1.Calling a Mcpl wich was a combat medic..Medic
2.Seeing a recruit salute a Pte(R) on the 2nd day,and jackep hardcore up by Mcpl that saw him
3.We were setting up trip flares and an Officer was waving his arms trying to see were it was, the Mcpl,thinking it was a recruit yelled "Stop F****** around you!"
4.During inspection, "What is wrong with you're flag Pte?-Its a bit burnt Mcpl!- ------ITS UPSIDE DOWN!!!!!!!! :rage:!
5.Having my FT partner have an ND and having the entire section cover the ones that had to carry me to the CP and put a dressing on me and do all the drills.
6.Seeing everyone running around in boxers during the first Stand-to at 1 30 am.
7.We were talking from hoochie to hoochie " Ah I need a massage on my back" the other Pte says "Ah,I need a massage on my b***s
and a very strong voice from out of nowhere say "WHO THE F*** IS TALKING ABOUT B****?
8.Seeing a Pte saluting the Lcol with his left hand on the graduation parade..


Those were just some memories for my Bmq and Sq...

 
Maybe I am a party-pooper but #5 wasn't that funny.

Some of the others were really funny  ;D (like #3)  "trip flares"  ;)
 
rmacqueen said:
My favourite memory from Corwallis was having a sister platoon
They had females in the military way back then??  ;D
 
navymich said:
They had females in the military way back then??  ;D
Yeah, they were in charge of the horses and stacking the cannon balls...smart a** :nana:
 
It is about week 5 or 6.  I'm starting to get the hang of the whole inspection thing.  I've cleaned my windsills, behind the bed, the floor near the closet, the floor of the closet, etc.   I'm thinking ok, this time I think I've done it.

So in comes the sargeant (he did our inspections for that week), and I'm at attention trying to keep from grinning from ear to ear.  He goes around my room.  Dirty weapon.  I'm thinking "I think those stupid rifles produce oil!" but not bad only one thing wrong.  He turns and says "Good room.  Did you clean behind your desk?"

That inner grin turned to a total depression in 0.0000001 seconds.  Nope, never occured to me to clean behind the desk.  So I said "No Sergeant."  So he moves the desk and out comes flying the "Mother of All Dust Bunnies" (TM)  swirling in the wind.  (I swear dust reproduces like bunnies at the Mega, we think they pump it in through the vents!).  "Unhygienic room" he says.   The sight of that giant dust bunny still cracks me up.


Second memory.

At basic, an undone button is 25 pushups.  I hate pushups so I resolved to myself to never get button pushups.  What a waste of good energy.  Every day I check all the buttons on my clothes in the closet.  At that time our inspecting DS was a PO.  And everytime the PO would check all of my buttons.  Never found any.  Until about week 9 or 10.
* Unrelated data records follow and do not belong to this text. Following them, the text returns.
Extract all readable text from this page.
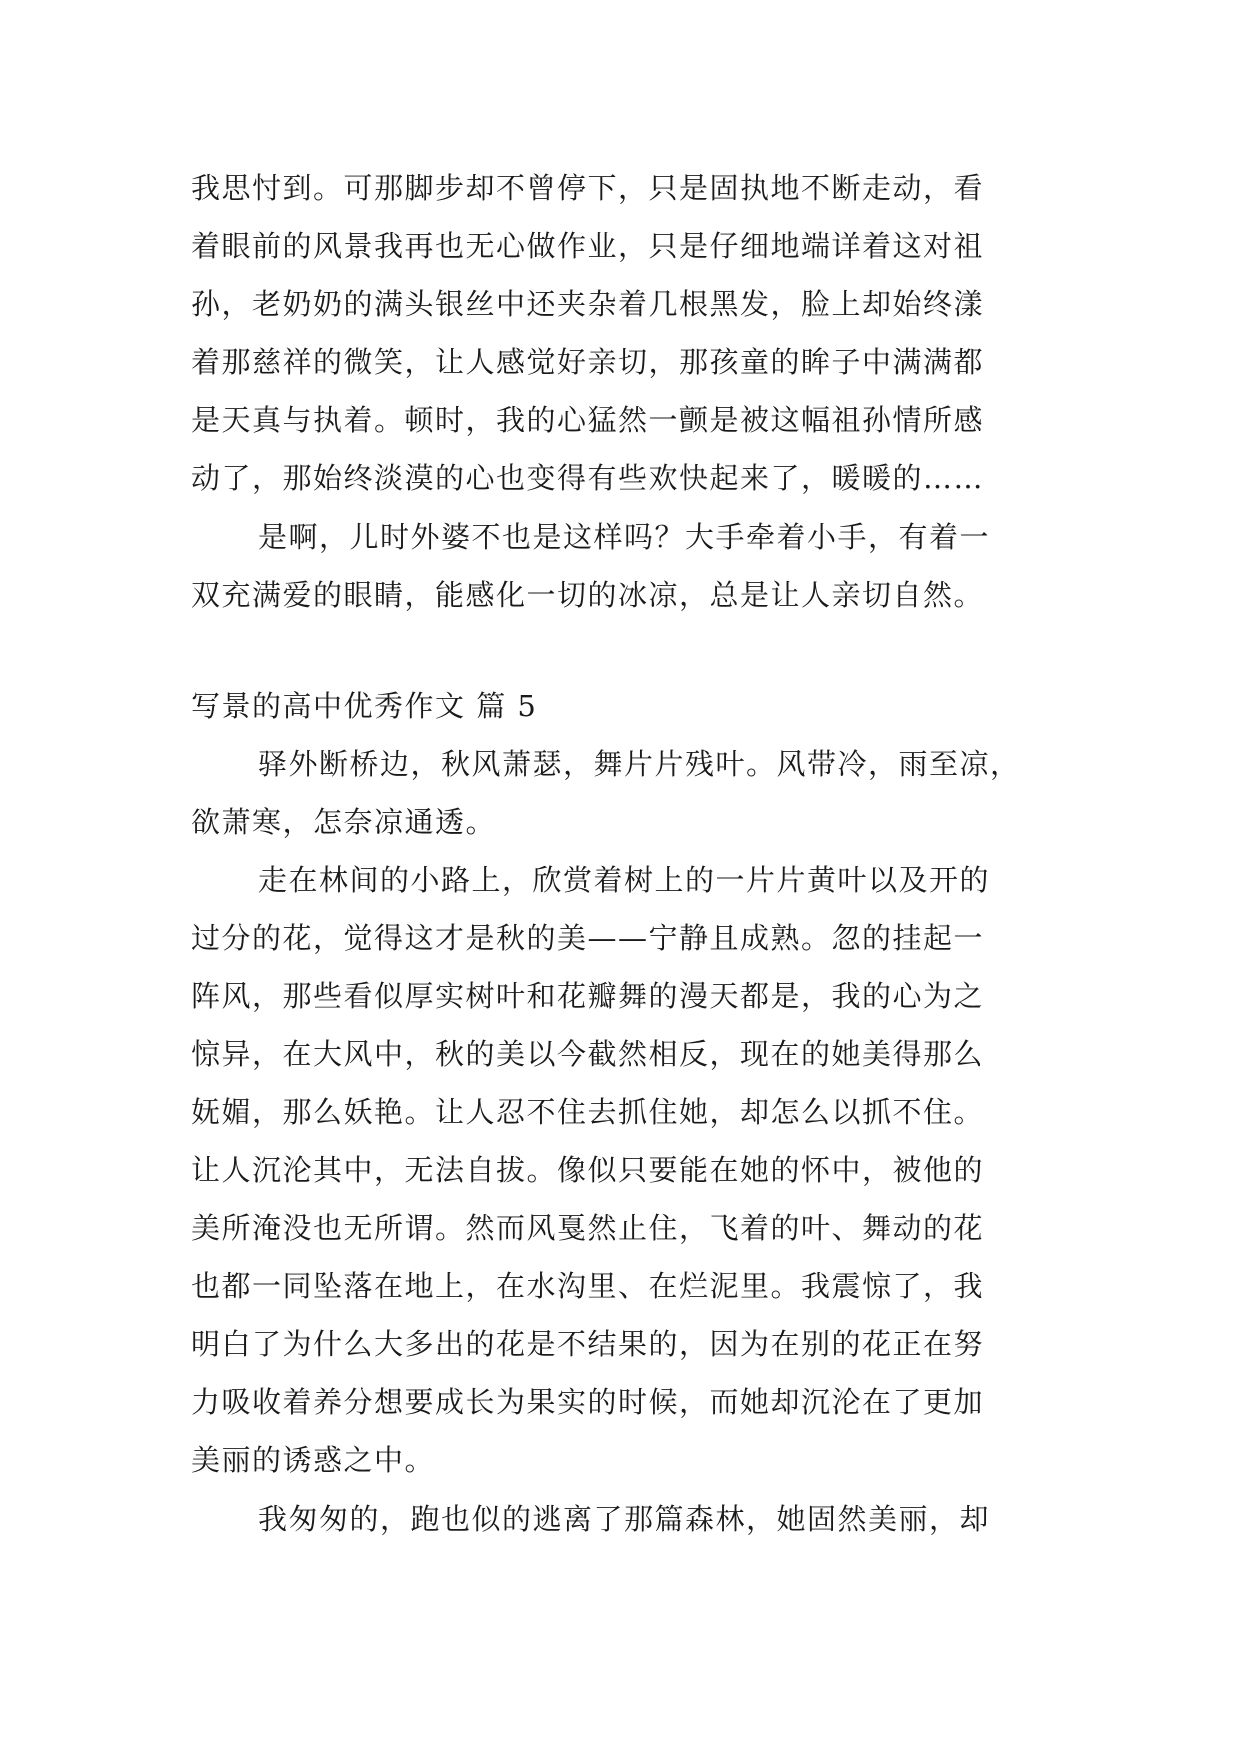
我思忖到。可那脚步却不曾停下，只是固执地不断走动，看
着眼前的风景我再也无心做作业，只是仔细地端详着这对祖
孙，老奶奶的满头银丝中还夹杂着几根黑发，脸上却始终漾
着那慈祥的微笑，让人感觉好亲切，那孩童的眸子中满满都
是天真与执着。顿时，我的心猛然一颤是被这幅祖孙情所感
动了，那始终淡漠的心也变得有些欢快起来了，暖暖的……
是啊，儿时外婆不也是这样吗？大手牵着小手，有着一
双充满爱的眼睛，能感化一切的冰凉，总是让人亲切自然。
写景的高中优秀作文 篇 5
驿外断桥边，秋风萧瑟，舞片片残叶。风带冷，雨至凉，
欲萧寒，怎奈凉通透。
走在林间的小路上，欣赏着树上的一片片黄叶以及开的
过分的花，觉得这才是秋的美——宁静且成熟。忽的挂起一
阵风，那些看似厚实树叶和花瓣舞的漫天都是，我的心为之
惊异，在大风中，秋的美以今截然相反，现在的她美得那么
妩媚，那么妖艳。让人忍不住去抓住她，却怎么以抓不住。
让人沉沦其中，无法自拔。像似只要能在她的怀中，被他的
美所淹没也无所谓。然而风戛然止住，飞着的叶、舞动的花
也都一同坠落在地上，在水沟里、在烂泥里。我震惊了，我
明白了为什么大多出的花是不结果的，因为在别的花正在努
力吸收着养分想要成长为果实的时候，而她却沉沦在了更加
美丽的诱惑之中。
我匆匆的，跑也似的逃离了那篇森林，她固然美丽，却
In he comes for inspection.  Scans quickly through my clothes, since by this time he expects them all to be done.  Suddenly he stomps and drops into that DS crouched stance.  Hilarious.  Of course, I instantly know what it is.  Out comes a dress shirt.  "What this Officer Cadet?" "That would be 25 pushups PO"  "Yes, that would be 25 pushups get started."  The image of him dropping down like a tiger about to strike breaks me up.